Hi — we had a number of heavy load errors reported this morning.
As soon as we saw the notifications about them we manually increased the capacity of the affected servers by 50% to ease the burden on the system.
Shortly thereafter we were able to reset the running servers to flush any issues out of those.
We believe that these actions should have fixed most ongoing instances of the heavy load errors so then we turned our attention to finding the cause of them.
We spent hours digging into server logs, load balancer logs, DNS settings and a host of other technical minutiae to investigate what caused the issue in the first place.
Our in-depth investigations took quite a long time but we believe we’ve identified and fixed the cause of the problem, now.
What caused the issue?
Basically, we made some back-end changes to help us deal with increased traffic that introduced a subtle bug.
Recent traffic load has increased even over our seasonal expectations, and we had a few, isolated incidents of a heavy load error spotted towards the end of this last week. In response to that, we set up a system to automatically add extra servers in to help at times of heavy load.
This system went live yesterday afternoon and I spent yesterday evening testing it to make sure it was behaving as it should be. The system passed the tests with apparent flying colours and I went to bed.

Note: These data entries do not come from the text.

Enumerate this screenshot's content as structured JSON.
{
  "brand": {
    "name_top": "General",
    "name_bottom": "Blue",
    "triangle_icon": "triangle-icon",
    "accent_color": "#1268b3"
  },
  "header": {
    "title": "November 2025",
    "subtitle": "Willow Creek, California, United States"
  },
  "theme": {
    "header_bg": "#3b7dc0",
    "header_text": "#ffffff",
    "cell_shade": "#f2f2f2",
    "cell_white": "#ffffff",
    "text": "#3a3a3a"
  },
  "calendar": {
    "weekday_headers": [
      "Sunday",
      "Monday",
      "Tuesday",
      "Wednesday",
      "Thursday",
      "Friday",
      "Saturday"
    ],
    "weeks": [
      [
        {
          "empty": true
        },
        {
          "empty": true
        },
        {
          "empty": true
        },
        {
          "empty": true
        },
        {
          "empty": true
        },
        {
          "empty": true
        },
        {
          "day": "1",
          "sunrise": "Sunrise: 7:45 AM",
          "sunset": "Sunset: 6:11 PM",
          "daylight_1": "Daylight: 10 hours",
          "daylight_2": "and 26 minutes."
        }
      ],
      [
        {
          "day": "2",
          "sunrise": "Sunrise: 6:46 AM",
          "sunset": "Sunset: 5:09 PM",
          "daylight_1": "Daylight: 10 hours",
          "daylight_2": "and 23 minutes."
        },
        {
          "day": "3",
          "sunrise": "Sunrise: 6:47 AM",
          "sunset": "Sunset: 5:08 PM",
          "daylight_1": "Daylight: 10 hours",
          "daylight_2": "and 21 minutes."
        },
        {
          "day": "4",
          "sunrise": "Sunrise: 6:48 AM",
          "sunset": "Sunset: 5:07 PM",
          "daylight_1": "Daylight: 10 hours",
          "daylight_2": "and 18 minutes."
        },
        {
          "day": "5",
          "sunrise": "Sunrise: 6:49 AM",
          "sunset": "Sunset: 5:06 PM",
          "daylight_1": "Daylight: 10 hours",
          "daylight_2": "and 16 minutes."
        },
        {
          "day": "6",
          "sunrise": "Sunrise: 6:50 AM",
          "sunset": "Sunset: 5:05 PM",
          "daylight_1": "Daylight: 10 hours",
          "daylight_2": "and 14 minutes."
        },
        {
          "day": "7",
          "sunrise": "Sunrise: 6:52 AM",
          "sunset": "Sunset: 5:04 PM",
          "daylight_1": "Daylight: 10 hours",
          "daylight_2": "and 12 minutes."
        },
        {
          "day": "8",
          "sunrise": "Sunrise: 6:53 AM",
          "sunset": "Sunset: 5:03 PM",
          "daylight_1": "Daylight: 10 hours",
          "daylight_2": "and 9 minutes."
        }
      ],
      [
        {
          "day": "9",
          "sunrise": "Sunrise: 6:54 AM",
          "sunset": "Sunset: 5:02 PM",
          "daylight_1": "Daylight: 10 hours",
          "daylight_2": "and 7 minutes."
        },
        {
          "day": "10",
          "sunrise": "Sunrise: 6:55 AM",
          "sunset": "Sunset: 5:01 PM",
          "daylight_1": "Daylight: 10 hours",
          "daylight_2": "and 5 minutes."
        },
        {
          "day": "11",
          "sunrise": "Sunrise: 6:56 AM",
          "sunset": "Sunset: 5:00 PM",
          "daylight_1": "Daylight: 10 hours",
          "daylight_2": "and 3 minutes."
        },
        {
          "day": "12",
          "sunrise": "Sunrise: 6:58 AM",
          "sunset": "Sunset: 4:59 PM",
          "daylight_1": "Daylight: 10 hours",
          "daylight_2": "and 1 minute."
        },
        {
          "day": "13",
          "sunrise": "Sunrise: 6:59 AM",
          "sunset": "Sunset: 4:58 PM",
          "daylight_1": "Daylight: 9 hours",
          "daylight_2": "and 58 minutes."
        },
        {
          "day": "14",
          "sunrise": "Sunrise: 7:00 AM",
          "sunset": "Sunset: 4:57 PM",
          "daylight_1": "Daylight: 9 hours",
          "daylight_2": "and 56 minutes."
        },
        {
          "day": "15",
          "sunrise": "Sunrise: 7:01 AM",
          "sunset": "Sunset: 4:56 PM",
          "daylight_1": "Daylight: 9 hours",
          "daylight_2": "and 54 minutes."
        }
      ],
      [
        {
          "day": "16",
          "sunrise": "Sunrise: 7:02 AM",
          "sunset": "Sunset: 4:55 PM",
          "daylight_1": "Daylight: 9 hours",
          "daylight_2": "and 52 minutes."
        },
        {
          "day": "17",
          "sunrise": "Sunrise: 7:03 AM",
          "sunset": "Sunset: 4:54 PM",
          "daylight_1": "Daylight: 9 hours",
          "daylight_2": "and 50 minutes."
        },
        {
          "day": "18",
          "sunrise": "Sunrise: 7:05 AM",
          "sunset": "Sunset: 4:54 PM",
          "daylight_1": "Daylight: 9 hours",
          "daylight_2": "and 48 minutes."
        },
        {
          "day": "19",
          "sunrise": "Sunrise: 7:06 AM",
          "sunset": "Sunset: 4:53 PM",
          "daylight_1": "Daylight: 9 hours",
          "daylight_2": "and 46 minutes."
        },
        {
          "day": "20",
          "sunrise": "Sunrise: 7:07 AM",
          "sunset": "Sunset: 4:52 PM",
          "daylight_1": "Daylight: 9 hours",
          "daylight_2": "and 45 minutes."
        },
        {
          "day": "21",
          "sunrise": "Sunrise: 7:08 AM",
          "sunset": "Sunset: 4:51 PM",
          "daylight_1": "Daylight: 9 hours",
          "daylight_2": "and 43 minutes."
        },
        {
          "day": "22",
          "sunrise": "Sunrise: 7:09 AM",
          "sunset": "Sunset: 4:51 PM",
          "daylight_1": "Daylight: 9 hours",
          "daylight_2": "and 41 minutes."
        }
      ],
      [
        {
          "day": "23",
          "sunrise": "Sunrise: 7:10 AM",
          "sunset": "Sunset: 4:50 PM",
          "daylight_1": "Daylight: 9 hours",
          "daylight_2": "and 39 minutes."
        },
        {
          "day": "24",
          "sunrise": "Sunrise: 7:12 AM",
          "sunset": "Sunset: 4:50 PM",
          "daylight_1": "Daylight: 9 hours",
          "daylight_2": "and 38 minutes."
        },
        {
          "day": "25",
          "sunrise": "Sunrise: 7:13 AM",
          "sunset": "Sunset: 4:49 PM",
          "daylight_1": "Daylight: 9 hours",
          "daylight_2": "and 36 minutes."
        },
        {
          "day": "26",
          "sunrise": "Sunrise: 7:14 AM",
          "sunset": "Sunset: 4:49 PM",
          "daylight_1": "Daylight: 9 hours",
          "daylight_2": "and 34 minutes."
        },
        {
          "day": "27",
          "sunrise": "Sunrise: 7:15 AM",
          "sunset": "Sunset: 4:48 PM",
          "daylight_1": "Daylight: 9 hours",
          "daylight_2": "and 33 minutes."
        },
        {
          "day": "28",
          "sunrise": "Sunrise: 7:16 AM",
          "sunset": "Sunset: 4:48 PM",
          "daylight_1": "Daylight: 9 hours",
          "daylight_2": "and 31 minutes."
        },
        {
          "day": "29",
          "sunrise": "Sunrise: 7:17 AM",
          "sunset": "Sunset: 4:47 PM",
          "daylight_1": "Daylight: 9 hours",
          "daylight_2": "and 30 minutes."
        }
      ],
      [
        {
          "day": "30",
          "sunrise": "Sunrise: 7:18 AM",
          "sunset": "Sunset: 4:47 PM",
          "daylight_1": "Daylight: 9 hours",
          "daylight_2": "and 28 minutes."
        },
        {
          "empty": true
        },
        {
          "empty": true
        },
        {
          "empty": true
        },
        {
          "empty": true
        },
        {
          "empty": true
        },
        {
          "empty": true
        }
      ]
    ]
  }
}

However, there was a flaw in one of the tests that meant that I missed that newly added servers were not handling web traffic. For those who want the gory details, the new servers I’d tested all started working *because* I’d logged on to test them. This meant that any new server I checked seemed to be working just fine, but only because I’d logged on to check in the first place. Talk about Schrödinger’s bug!
So when I went to bed, there were lots of (manually checked) servers all working happily away. Overnight, however, some of those were shut down and replaced with new servers that were not working. This led to the situation late this morning where a reduced number of servers in the whole group was able to handle traffic and, not surprisingly, they started to complain occasionally about the workload.
What have we done to fix the issue?
Once we’d identified the problem we were able to fix things so that the servers were launching in a state able to handle requests. This means that the site will be handling the increased traffic properly, as per the intention of the auto-scaling work yesterday. I’ve been monitoring new instances as they are created and have confirmed (by multiple methods!) that they are working as they should be.
What else are we doing in response to the issue?
Our investigations today have highlighted a few things we can do to improve the performance of the servers in question so we’ll be looking at those for the next few days.
We also need to have a think about how best to be notified about this sort of intermittent error. We were alerted to this morning’s issue by a few members of our brilliant community — thank you so much for that! It would be good to have been automatically warned about this before they had to see it, though. We have a series of automated alerts that tell us when parts of the site are completely down or consistently unresponsive but those aren’t so great for sporadic errors. When we’ve had other intermittent issues in the past, we’ve written custom monitors for them that fix the problem or notify us or both. We need to look into doing the same for this error, should it rear its head again.
And of course we’ll keep monitoring the servers and the community to make sure we’ve completely fixed the problem. I’m pretty confident we have but of course I was pretty confident with the auto-scaling system when I’d finished testing it last night, so that bit of extra vigilance is always a good idea.
Thank you so much to those members of our community who reported seeing the errors, your help really is appreciated. Also, I’d like to offer my sincere apologies for not catching the bug last night that led to the issue this morning. And my apologies also to anyone who saw and was inconvenienced by the error. I hope this post makes the cause of this unusual issue clear and I further hope that you can be reassured by the immediacy of our response and our commitment to fixing it as soon as we were aware of it.
And finally, thank you so much for bearing with us when we have to fix things.